Titre méta : Vérifiez la qualité du L-thréonate de magnésium au-delà d’un certificat d’analyse (COA)
Description méta : Vérifiez le L-thrénate de magnésium au-delà du certificat d’analyse en contrôlant l’identité, la composition, les contaminants, les méthodes, la qualité du produit fini et la traçabilité.
Pourquoi « teneur à 99 % » peut être la ligne la moins informative de la page
L’évaluation officielle du Royaume-Uni révèle un détail que la plupart des fiches commerciales omettent. Pour le monohydrate évalué, la teneur est calculée à partir des pourcentages mesurés de magnésium et de thrénate, d’un ajustement basé sur les masses molaires et de l’eau. Il ne s’agit pas d’une réponse unique d’un détecteur qui prouve indépendamment l’intégralité de la molécule. Un acheteur a donc besoin des résultats par composant, des méthodes et du calcul — pas seulement du pourcentage final.
Commencez par déterminer le matériau que le laboratoire teste. Les fiches substances de la FDA distinguent le thréonate de magnésium L anhydre, de masse moléculaire 294,5 et de numéro CAS 778571-57-6, du thréonate de magnésium L monohydraté, qui est la forme spécifiée dans l’autorisation européenne sous le numéro CAS 500304-76-7. Un certificat d’analyse (COA) mélangeant le numéro CAS, la masse formulaire, la teneur en magnésium ou la base eau peut produire des résultats apparemment précis mais incohérents.

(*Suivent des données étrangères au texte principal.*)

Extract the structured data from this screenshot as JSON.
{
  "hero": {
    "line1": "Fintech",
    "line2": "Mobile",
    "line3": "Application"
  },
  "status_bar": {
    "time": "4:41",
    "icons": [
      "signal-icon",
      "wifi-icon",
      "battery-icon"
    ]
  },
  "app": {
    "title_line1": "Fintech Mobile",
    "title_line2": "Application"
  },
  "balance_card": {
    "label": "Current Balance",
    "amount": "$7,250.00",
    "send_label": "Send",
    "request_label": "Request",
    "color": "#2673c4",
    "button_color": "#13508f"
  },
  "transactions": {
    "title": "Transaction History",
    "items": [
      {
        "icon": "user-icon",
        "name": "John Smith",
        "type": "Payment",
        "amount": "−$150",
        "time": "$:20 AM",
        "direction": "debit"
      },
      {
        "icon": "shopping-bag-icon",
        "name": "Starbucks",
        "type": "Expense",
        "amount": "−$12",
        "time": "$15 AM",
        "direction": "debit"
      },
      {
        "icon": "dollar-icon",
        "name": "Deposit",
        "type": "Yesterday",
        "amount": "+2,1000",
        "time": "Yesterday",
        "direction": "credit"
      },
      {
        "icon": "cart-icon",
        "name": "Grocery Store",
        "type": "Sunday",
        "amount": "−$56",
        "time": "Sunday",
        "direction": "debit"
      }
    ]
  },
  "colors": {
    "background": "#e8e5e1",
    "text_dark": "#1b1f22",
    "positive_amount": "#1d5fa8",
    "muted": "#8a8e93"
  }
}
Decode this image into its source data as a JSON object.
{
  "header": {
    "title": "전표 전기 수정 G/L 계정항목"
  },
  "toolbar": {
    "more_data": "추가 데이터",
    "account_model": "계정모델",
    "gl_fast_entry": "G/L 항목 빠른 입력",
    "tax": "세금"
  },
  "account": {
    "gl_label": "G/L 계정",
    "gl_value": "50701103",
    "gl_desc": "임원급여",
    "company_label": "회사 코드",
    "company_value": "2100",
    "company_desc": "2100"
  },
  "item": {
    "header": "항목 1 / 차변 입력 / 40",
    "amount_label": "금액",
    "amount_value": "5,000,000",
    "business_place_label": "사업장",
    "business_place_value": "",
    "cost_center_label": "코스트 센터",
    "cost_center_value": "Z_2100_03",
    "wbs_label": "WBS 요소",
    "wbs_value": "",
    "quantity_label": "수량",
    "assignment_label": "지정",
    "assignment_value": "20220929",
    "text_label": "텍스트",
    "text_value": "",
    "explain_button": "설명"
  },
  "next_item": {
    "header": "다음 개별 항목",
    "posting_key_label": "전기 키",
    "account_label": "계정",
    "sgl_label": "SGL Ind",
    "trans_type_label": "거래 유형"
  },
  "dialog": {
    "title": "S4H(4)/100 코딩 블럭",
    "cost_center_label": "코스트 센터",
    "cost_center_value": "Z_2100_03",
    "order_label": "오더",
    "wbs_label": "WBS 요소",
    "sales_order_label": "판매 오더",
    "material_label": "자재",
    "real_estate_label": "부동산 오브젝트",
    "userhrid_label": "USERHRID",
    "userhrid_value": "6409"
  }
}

Ensuite, associez les essais au procédé de synthèse. Le procédé évalué implique l’oxydation par l’acide ascorbique, le thréonate de calcium L, l’échange de magnésium, l’élimination de l’oxalate de calcium et la cristallisation à l’éthanol. Cela explique pourquoi des outils d’identification tels que l’IRTF, associés à des preuves compositionnelles ou chromatographiques, un soutien optique/stéréochimique, le magnésium, le thréonate L, l’acide oxalique, l’éthanol résiduel et l’eau peuvent revêtir de l’importance. Les métaux lourds et la microbiologie constituent des contrôles obligatoires, mais ils ne permettent pas de déterminer si une poudre blanche correspond bien au sel de magnésium approprié.
Enfin, vérifiez l’indépendance et la traçabilité. Obtenez la déclaration de conformité (COA) d’origine du fabricant, confirmez les révisions des méthodes et des spécifications, effectuez des essais fondés sur les risques dans un laboratoire compétent, et rapprochez chaque résultat avec les lots reçus et les lots de produit fini. Un beau fichier PDF constitue une affirmation ; une chaîne de preuves liée constitue l’assurance qualité.
Une déclaration de conformité (Certificate of Analysis) est un résumé. Ce n’est ni le produit, ni la méthode, ni le système qualité, ni la preuve que l’échantillon testé représente le lot que vous recevrez.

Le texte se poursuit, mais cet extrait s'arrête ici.